I have learned one lesson from this experiment though-any recipe that says the words "knead dough for the rest of your life" or "knead dough until your arms fall off at the shoulder" should never be attempted at home without paramedics standing by. About half way through the kneading I was tempted to grab one of the dogs, shave him bald, toss the dough on the floor and let him wrestle with it to get that "rubbery" consistency. That recipe was insane! My new mantra is...never fix anything with more than 3 ingredients and one of those has to be water. Not water at 110 degrees, just water. What is that about? 110 degrees? How am I supposed to know what 110 degrees feels like? Yeah, yeah, I know thermometer...whatever.
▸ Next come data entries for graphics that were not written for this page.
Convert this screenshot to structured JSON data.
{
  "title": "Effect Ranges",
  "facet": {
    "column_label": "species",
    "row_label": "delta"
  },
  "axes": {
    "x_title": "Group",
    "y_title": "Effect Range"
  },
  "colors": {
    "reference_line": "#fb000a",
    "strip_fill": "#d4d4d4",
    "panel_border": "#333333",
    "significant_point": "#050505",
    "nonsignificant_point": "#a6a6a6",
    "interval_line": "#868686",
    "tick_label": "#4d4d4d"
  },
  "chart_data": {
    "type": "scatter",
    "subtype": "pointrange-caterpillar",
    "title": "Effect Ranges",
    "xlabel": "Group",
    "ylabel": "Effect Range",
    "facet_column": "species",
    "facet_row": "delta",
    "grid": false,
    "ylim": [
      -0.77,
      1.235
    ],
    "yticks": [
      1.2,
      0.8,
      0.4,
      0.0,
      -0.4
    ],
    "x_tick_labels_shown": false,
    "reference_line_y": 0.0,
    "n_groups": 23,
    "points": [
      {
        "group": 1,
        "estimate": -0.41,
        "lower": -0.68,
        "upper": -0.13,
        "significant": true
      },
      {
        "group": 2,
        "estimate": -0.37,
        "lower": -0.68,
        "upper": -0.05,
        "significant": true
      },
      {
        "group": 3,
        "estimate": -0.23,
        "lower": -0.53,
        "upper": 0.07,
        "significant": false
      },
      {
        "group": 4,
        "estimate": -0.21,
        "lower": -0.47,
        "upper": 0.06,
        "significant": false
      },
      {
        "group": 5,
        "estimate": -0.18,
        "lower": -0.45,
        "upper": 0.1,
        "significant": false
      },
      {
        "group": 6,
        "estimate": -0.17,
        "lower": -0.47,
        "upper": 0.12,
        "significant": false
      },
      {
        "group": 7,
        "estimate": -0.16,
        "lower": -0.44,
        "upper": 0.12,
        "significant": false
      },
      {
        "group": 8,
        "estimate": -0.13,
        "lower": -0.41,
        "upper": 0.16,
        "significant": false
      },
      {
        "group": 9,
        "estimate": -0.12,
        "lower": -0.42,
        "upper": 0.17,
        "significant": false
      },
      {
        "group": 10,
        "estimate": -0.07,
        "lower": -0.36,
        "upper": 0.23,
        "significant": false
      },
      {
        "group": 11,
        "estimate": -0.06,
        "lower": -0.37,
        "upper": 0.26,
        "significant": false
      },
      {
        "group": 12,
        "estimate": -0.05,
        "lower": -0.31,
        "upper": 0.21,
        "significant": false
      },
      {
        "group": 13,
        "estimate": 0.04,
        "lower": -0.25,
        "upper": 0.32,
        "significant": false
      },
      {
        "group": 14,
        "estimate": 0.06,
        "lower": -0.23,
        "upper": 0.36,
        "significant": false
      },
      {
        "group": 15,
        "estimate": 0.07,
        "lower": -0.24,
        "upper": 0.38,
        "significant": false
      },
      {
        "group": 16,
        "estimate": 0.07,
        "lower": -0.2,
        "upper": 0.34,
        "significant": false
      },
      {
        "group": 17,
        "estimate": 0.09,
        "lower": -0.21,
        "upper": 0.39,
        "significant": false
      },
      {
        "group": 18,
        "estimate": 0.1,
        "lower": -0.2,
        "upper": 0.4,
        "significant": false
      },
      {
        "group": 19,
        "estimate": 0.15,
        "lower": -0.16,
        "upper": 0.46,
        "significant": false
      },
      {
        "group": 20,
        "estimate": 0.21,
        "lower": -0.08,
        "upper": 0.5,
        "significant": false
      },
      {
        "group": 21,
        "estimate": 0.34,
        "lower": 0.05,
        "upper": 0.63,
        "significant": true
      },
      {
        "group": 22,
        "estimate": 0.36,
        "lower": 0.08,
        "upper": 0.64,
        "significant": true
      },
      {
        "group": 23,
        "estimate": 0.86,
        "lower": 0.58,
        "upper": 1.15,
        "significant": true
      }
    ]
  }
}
Okay, so now I realize that cinnamon rolls are not going to be my "signature" recipe. No Oprahs favorite things for me this week. BUT----what do you guys think about this?--way off the subject but....do we all agree that caskets are boring? Like I said in my earlier blog that I would be buried in a giant foil cupcake wrapper....well, what if you loved hot dogs? Your body could lie in state in a giant hot dog bun or maybe if you loved beer your body could lie in state in a giant aluminum Coors can with your head coming out of the "pop tab" part? Better yet, a big frosty mug with the beer foam head replaced by your own head sitting on a pillow of that white stuffing that they put in cheap plush products? And the pillow could be in the shape of a screw off bottle cap? I know you are asking yourself right this minute..."Why hasn't this girl made millions?" I ask myself this every day. I have so many ideas in this tiny, minuscule head of mine that I just KNOW that one of my ideas is going to be replacing the ads for SHAMWOW towels any day now.

Speaking of shamwows...that guy.....has anyone glanced at the latest FBI most wanted list because I am almost sure he might be on it. He freaks me out more than the creepy dude on the Burger King commercials.
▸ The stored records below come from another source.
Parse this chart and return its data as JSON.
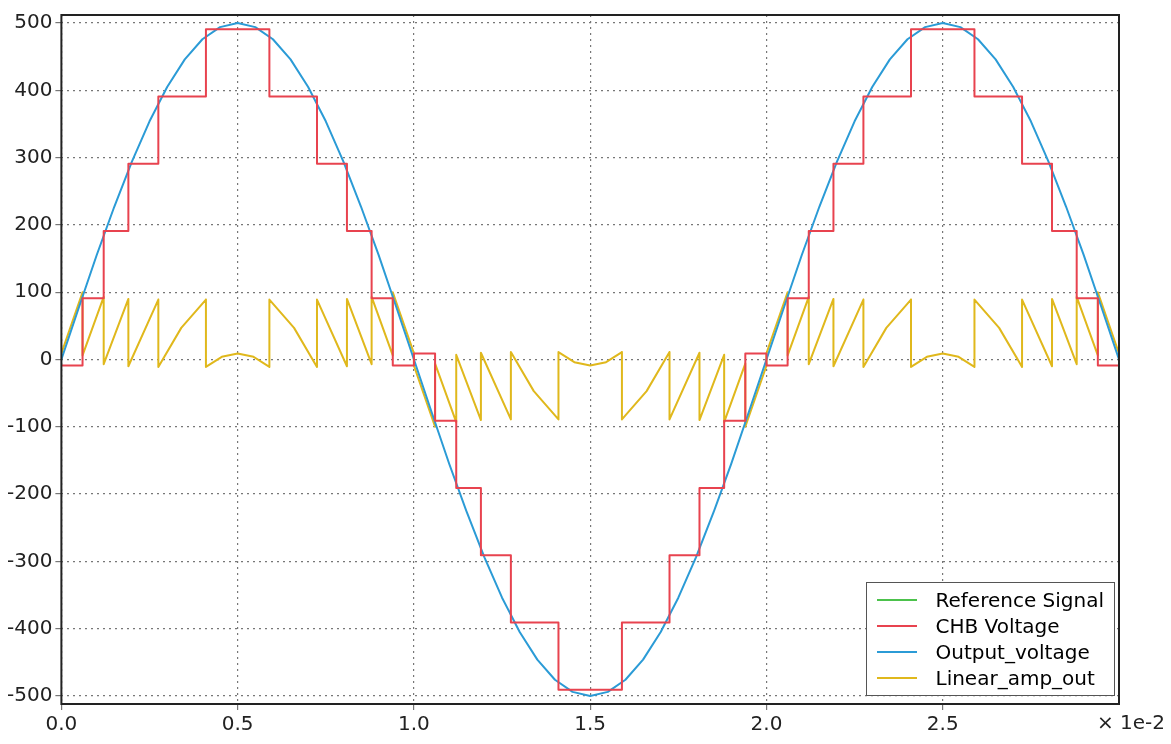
{
  "chart_data": {
    "type": "line",
    "annotations": [
      "× 1e-2"
    ],
    "x": [
      0,
      0.05,
      0.1,
      0.15,
      0.2,
      0.25,
      0.3,
      0.35,
      0.4,
      0.45,
      0.5,
      0.55,
      0.6,
      0.65,
      0.7,
      0.75,
      0.8,
      0.85,
      0.9,
      0.95,
      1,
      1.05,
      1.1,
      1.15,
      1.2,
      1.25,
      1.3,
      1.35,
      1.4,
      1.45,
      1.5,
      1.55,
      1.6,
      1.65,
      1.7,
      1.75,
      1.8,
      1.85,
      1.9,
      1.95,
      2,
      2.05,
      2.1,
      2.15,
      2.2,
      2.25,
      2.3,
      2.35,
      2.4,
      2.45,
      2.5,
      2.55,
      2.6,
      2.65,
      2.7,
      2.75,
      2.8,
      2.85,
      2.9,
      2.95,
      3
    ],
    "series": [
      {
        "name": "Reference Signal",
        "color": "#4cc24c",
        "values": [
          null,
          null,
          null,
          null,
          null,
          null,
          null,
          null,
          null,
          null,
          null,
          null,
          null,
          null,
          null,
          null,
          null,
          null,
          null,
          null,
          null,
          null,
          null,
          null,
          null,
          null,
          null,
          null,
          null,
          null,
          null,
          null,
          null,
          null,
          null,
          null,
          null,
          null,
          null,
          null,
          null,
          null,
          null,
          null,
          null,
          null,
          null,
          null,
          null,
          null,
          null,
          null,
          null,
          null,
          null,
          null,
          null,
          null,
          null,
          null,
          null
        ]
      },
      {
        "name": "CHB Voltage",
        "color": "#e8434f",
        "type": "step",
        "x": [
          0,
          0.06,
          0.12,
          0.19,
          0.275,
          0.41,
          0.59,
          0.725,
          0.81,
          0.88,
          0.94,
          1,
          1.06,
          1.12,
          1.19,
          1.275,
          1.41,
          1.59,
          1.725,
          1.81,
          1.88,
          1.94,
          2,
          2.06,
          2.12,
          2.19,
          2.275,
          2.41,
          2.59,
          2.725,
          2.81,
          2.88,
          2.94,
          3
        ],
        "values": [
          -9,
          91,
          191,
          291,
          391,
          491,
          391,
          291,
          191,
          91,
          -9,
          9,
          -91,
          -191,
          -291,
          -391,
          -491,
          -391,
          -291,
          -191,
          -91,
          9,
          -9,
          91,
          191,
          291,
          391,
          491,
          391,
          291,
          191,
          91,
          -9,
          -9
        ]
      },
      {
        "name": "Output_voltage",
        "color": "#2b9bd6",
        "values": [
          0,
          78,
          155,
          227,
          294,
          354,
          405,
          446,
          476,
          494,
          500,
          494,
          476,
          446,
          405,
          354,
          294,
          227,
          155,
          78,
          0,
          -78,
          -155,
          -227,
          -294,
          -354,
          -405,
          -446,
          -476,
          -494,
          -500,
          -494,
          -476,
          -446,
          -405,
          -354,
          -294,
          -227,
          -155,
          -78,
          0,
          78,
          155,
          227,
          294,
          354,
          405,
          446,
          476,
          494,
          500,
          494,
          476,
          446,
          405,
          354,
          294,
          227,
          155,
          78,
          0
        ]
      },
      {
        "name": "Linear_amp_out",
        "color": "#e0b81c",
        "x": [
          0,
          0.06,
          0.06,
          0.12,
          0.12,
          0.19,
          0.19,
          0.275,
          0.275,
          0.34,
          0.41,
          0.41,
          0.455,
          0.5,
          0.545,
          0.59,
          0.59,
          0.66,
          0.725,
          0.725,
          0.81,
          0.81,
          0.88,
          0.88,
          0.94,
          0.94,
          1,
          1,
          1.06,
          1.06,
          1.12,
          1.12,
          1.19,
          1.19,
          1.275,
          1.275,
          1.34,
          1.41,
          1.41,
          1.455,
          1.5,
          1.545,
          1.59,
          1.59,
          1.66,
          1.725,
          1.725,
          1.81,
          1.81,
          1.88,
          1.88,
          1.94,
          1.94,
          2,
          2,
          2.06,
          2.06,
          2.12,
          2.12,
          2.19,
          2.19,
          2.275,
          2.275,
          2.34,
          2.41,
          2.41,
          2.455,
          2.5,
          2.545,
          2.59,
          2.59,
          2.66,
          2.725,
          2.725,
          2.81,
          2.81,
          2.88,
          2.88,
          2.94,
          2.94,
          3
        ],
        "values": [
          9,
          100,
          6,
          93,
          -7,
          90,
          -10,
          89,
          -11,
          47,
          89,
          -11,
          4,
          9,
          4,
          -11,
          89,
          47,
          -11,
          89,
          -10,
          90,
          -7,
          93,
          6,
          100,
          9,
          -9,
          -100,
          -6,
          -93,
          7,
          -90,
          10,
          -89,
          11,
          -47,
          -89,
          11,
          -4,
          -9,
          -4,
          11,
          -89,
          -47,
          11,
          -89,
          10,
          -90,
          7,
          -93,
          -6,
          -100,
          -9,
          9,
          100,
          6,
          93,
          -7,
          90,
          -10,
          89,
          -11,
          47,
          89,
          -11,
          4,
          9,
          4,
          -11,
          89,
          47,
          -11,
          89,
          -10,
          90,
          -7,
          93,
          6,
          100,
          9
        ]
      }
    ],
    "xlim": [
      0,
      3
    ],
    "xticks": [
      {
        "value": 0,
        "label": "0.0"
      },
      {
        "value": 0.5,
        "label": "0.5"
      },
      {
        "value": 1,
        "label": "1.0"
      },
      {
        "value": 1.5,
        "label": "1.5"
      },
      {
        "value": 2,
        "label": "2.0"
      },
      {
        "value": 2.5,
        "label": "2.5"
      }
    ],
    "ylim": [
      -512,
      512
    ],
    "yticks": [
      -500,
      -400,
      -300,
      -200,
      -100,
      0,
      100,
      200,
      300,
      400,
      500
    ],
    "grid": true,
    "legend": "bottom right",
    "marker": "none",
    "line_style": "solid"
  }
}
Today I filled out an application at my old grade school which is now in "the hood". After sending off the resume I dreamed of stooping over to drink from the water fountains of my childhood and visiting the delicious smells wafting from the cafeteria and then WHAM!---reality check!!---I would now be in the principals office more than I was back in the 60's and I would be the one with fresh vomit being projectiled on my new shoes by every 3rd grader there! Aaahh...and the lice, the lice is such a nice thought, doesn't that just have Hallmark written all over it? The only thing I can say for this position is that you only have to work 9 months of the year so that means you can spend an enjoyable 3 months during your summer off at a nearby spa....aka...asylum, recovering from 500 children under the age of 11 under one roof that need you for everything from pant wetting to switchblade arsenals in their lockers. What have I done? All this for $11 an hour. That won't even pay for my first therapy session!

The bottom line here is, I need a job. I don't know what I want to do but I do know that I want to buy more stuff at some point in my life so I need a job. Hobby Lobby is soon going to give my "customer of the year" parking place away to someone else if I don't see a paycheck pretty quick. The cashiers at Target don't know me by name anymore and Coach? I can't even go there. It's too upsetting...I haven't had the fresh smell of Coach leather penetrate my nostrils for so long that I am afraid that the next time I am in their fine store, I will pass out due to my leather resistance is down! $11 an hour...isn't that against the law? How am I supposed to keep on the latest handbag at $11 an hour? I hear ya right now saying "Some people don't even have enough money to feed their families and you are worried about a new purse?"....yes, I am. So there you have it, I am an ungrateful little brat, selfish....etc...but by golly, I will never, ever, not in a billion years be caught dead with "pleather". I will go to my grave before I carry a purse from Kmart, yes, and it will be in the foil cupcake wrapper so there!